Khūrākī serves up food and performances that showcase an Afganistan Americans have never seen | Theater | Pittsburgh | Pittsburgh City Paper

Khūrākī serves up food and performances that showcase an Afganistan Americans have never seen

Khūrākī serves up food and performances that showcase an Afganistan Americans have never seen
Molly Rice
A table of Afghan tea and snacks

Afghanistan is a country roughly the size of Texas, a state with a variety of landscapes, cities, people, food, and music. Afghanistan has all those things too, but most Americans think only of the country as it is on a Google Image search, a seemingly infinite scroll of war, guns, soldiers, and violence. Molly Rice, a resident artist with the Office of Public Art, is working with local Afghan refugee women to change this perception with Khūrākī, a series of four dinner/theater programs, produced by Rice’s production company, RealTime Interventions. Guests will eat food made by women whose stories are then performed by actors.
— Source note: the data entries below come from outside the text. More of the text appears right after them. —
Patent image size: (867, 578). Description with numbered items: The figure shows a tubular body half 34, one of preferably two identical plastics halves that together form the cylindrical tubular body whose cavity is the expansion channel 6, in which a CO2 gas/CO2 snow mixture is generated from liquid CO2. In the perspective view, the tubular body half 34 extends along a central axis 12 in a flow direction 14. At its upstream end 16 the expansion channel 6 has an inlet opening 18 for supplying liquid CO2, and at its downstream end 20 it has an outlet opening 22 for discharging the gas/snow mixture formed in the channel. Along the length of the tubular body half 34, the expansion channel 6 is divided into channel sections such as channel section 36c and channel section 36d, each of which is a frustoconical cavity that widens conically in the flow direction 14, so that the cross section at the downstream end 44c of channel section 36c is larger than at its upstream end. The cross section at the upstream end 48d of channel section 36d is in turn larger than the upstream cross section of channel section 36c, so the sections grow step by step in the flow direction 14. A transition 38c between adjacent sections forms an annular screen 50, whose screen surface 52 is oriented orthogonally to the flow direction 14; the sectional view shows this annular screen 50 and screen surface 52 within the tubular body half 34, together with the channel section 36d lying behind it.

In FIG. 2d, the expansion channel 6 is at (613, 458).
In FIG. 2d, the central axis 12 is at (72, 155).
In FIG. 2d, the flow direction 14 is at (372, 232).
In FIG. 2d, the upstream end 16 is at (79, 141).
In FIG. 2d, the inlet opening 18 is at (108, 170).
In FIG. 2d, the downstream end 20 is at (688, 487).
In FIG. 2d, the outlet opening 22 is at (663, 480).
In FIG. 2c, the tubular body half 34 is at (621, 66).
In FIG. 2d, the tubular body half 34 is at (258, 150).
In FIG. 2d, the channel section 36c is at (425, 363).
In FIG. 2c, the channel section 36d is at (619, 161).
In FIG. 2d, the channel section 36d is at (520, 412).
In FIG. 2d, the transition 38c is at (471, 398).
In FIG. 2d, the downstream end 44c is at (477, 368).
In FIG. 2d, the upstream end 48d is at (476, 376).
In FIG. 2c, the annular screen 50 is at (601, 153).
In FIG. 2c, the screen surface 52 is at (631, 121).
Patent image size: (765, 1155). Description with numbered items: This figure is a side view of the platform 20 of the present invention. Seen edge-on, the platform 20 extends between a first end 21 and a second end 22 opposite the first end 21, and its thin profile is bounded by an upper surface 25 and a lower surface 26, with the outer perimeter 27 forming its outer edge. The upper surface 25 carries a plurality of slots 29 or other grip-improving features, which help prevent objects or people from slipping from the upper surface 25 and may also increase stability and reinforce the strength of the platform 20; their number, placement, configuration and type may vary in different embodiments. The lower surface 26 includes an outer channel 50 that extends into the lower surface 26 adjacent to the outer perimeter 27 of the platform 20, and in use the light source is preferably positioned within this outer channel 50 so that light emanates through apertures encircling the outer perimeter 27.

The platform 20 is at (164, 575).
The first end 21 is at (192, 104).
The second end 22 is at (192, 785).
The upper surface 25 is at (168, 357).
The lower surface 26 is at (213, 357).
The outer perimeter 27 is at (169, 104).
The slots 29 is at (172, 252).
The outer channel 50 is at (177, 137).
Rice spent the first half of her two-year residency working with the Northern Area Multi-Service Center (NAMS) in its Community Assistance and Refugee Resettlement program. She followed caseworkers, helped with housing setup, and assisted in facilitating a sewing group with the women refugees to help them socialize. But NAMS shut down the Refugee Resettlement portion of its programs in September 2018, citing federal policies that have reduced the number of refugees entering the city, which made running the program unsustainable. 

Still, Rice went on working with the women, interacting, observing, and learning from them for a year and a half before even planning her residency project. After learning that the women were passionate about cooking and interested in starting some kind of food business, Rice, a playwright, combined their skills with her storytelling for a program that showcases both the cooking and stories of the women. 

"We're really using the theatrical part to A) introduce people to the cooking and B) create an environment where they have to work on things like timing and how to follow safety guidelines in a commercial kitchen,” says Rice. The women previously only had experience cooking in home kitchens. A majority of the event’s proceeds will go toward helping the women start their own businesses.

Rice notes that while many refugees are fleeing general threats within their home country, many of the Afghan refugees come to the U.S. on a Special Immigrant Visa, which is given to those who have worked for or with the U.S. military and have received direct threats from the Taliban. 

"The women, I found when I would go to their events and go to their homes, they're really still isolated," says Rice. "They're coming from an environment where they're systemically isolated." But when they started talking about food, they were "so full of confidence."

Khūrākī serves up food and performances that showcase an Afganistan Americans have never seen
Josephine Oria
A tray of Afghan dumplings

The meals in Khūrākī include classic Afghan dishes like Kofta, a type of meatball, and Bolani, a flatbread stuffed with vegetables. The April 6 show will feature Ay Khanum, a rose-shaped dumpling. Each of the four events are staged in a different neighborhood (Millvale, Highland Park, Oakland, and North Side), with a certain number of tickets set aside for residents of each neighborhood.

Accompanying the food is a performance by professional actors, written by Rice, based on the women's lives. Music by CMU grad students will accompany the meal and performance. 

Since the women were not interested in performing their stories themselves, Rice held auditions and had the women pick which actors would portray them. 

Tressa Glover, an actor portraying one of the women, says the audition process was emotional for everyone involved. “That callback was so much more than an audition,” says Glover. “By the end of the night, there was this bond that had formed between all of us.”

Part of the learning process for the actors involved bonding with the women, cooking with them at their homes, and trading stories about their lives. It helped create the kind of intimacy needed to step into performing as someone who is not only in the room, but cooked the food the audience is eating. It’s a fine line to tow, especially since none of the actors are Afghan.

Rice says they took as the guiding question for the series “What do you want Americans to know about you and your country?”

“They said that they felt the story had always been about war and conflict in America and they wanted to show Afghanistan as America had never seen it, and that's with all its beauty, all its culture, the music, the food, the full experience of this beautiful country,” says Rice.

Even though they aren’t performing themselves, the event is ultimately all about the women, their stories, and their food.